163,000 JOBS CLAIM COLLAPSES UNDER SCRUTINY: Gov’t Data Clashes With Gambia’s Labour Reality! By Madi Jobarteh!
The government’s claim that it created 163,000 jobs by the first quarter of 2026 raises serious questions of credibility, transparency, and statistical accuracy. Given the labour market realities of the Gambia and the findings of the Gambia Labour Force Survey (GLFS) 2025, such a figure appears practically impossible without corresponding structural changes in employment indicators across the country.
According to the GLFS 2025 (https://www.gbosdata.org/…/594-glfs-2025-labour-force…), the Gambia’s total labour force stands at approximately 675,470 people, with total employed persons estimated at 619,620. This means that a claim of 163,000 new jobs amounts to roughly 25% of the country’s total labour force. No economy, including the world’s largest and fastest-growing economies, records job creation at such a scale within such a short period without massive industrial expansion, major foreign direct investment inflows, or extraordinary economic transformation. None of these conditions currently exists in the Gambia.
More importantly, if 163,000 jobs had indeed been created, the impact would be visible in national employment indicators, particularly among youth and women, who continue to experience high unemployment and underemployment. Yet there has been no publicly available evidence of any dramatic decline in unemployment rates or labour underutilization in the country. Communities across the country continue to face rising youth unemployment, increased irregular migration pressures, and widespread economic hardship.
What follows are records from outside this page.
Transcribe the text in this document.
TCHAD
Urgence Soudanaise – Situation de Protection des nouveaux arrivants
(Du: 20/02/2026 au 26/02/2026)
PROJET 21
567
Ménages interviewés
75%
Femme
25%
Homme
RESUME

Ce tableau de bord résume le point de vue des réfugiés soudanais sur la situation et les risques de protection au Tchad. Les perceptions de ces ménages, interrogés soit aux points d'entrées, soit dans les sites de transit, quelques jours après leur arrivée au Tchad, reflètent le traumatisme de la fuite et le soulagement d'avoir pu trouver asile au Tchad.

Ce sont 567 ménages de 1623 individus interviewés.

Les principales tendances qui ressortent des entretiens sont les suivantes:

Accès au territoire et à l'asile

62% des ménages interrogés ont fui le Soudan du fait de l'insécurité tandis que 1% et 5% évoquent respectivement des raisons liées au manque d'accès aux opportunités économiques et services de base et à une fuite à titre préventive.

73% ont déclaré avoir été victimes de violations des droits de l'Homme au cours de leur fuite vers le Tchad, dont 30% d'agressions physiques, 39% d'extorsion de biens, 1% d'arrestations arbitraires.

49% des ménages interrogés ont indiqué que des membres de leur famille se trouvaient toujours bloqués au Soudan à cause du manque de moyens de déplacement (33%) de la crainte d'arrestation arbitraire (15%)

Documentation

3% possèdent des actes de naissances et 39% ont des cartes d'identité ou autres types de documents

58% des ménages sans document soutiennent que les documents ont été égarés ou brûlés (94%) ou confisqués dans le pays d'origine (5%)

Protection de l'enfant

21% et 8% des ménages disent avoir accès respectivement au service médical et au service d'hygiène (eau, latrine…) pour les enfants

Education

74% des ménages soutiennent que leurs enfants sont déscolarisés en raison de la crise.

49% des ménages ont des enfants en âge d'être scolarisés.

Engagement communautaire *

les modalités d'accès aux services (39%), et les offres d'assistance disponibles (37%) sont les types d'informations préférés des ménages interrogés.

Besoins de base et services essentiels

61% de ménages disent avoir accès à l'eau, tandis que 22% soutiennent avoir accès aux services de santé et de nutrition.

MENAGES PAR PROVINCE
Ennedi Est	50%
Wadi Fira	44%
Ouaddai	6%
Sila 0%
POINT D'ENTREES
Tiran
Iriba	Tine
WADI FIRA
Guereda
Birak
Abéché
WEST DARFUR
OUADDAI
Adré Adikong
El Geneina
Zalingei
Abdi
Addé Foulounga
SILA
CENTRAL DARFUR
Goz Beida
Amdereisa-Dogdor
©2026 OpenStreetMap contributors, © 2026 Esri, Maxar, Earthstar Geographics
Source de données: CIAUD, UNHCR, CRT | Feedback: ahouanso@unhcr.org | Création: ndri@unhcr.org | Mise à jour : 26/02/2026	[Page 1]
The claim is reportedly attributed to the Gambia Bureau of Statistics (GBoS). However, GBoS has not published any 2026 labour force report or statistical bulletin confirming such figures. In the absence of an official report, methodology, or dataset, the government’s statement remains unsupported and unverifiable.
The numbers become even more questionable when placed against the actual size of the Gambian workforce. The total government workforce is estimated at no more than 40,000 employees, while the combined personnel of the Gambia Armed Forces and the Gambia Police Force are unlikely to exceed 10,000.
Furthermore, the GLFS 2025 estimates the formal workforce in both the public and private sectors combined at roughly 116,700 workers. It therefore beats imagination how the government could create 163,000 additional jobs within a few months.
Equally important, the GLFS 2025 indicates that approximately 500,000 Gambians work in the informal sector. If 163,000 new jobs were genuinely created, the government must explain where these workers came from, which sectors absorbed them, and whether these jobs are formal, informal, temporary, seasonal, or permanent.
The government cannot merely make sweeping claims without evidence. Transparency and accountability require that the authorities provide a detailed sector-by-sector breakdown of the alleged jobs created, the methodology used to calculate the figures, the regional distribution of the jobs, the percentage of male and female beneficiaries, the distinction between permanent, temporary, and informal jobs, and the institutions or projects responsible for generating these jobs.
Public trust in national statistics and governance depends on accuracy, honesty, and evidence-based communication. Employment figures are too important to be reduced to political propaganda or headline statistics without factual substantiation. As a government that has just created a misinformation and disinformation response centre, it is pertinent that when they make such claims, they provide full transparency.
I hereby challenge the ministers of Finance, Employment, Information as well as GBOS to share the relevant report on which they make the claim.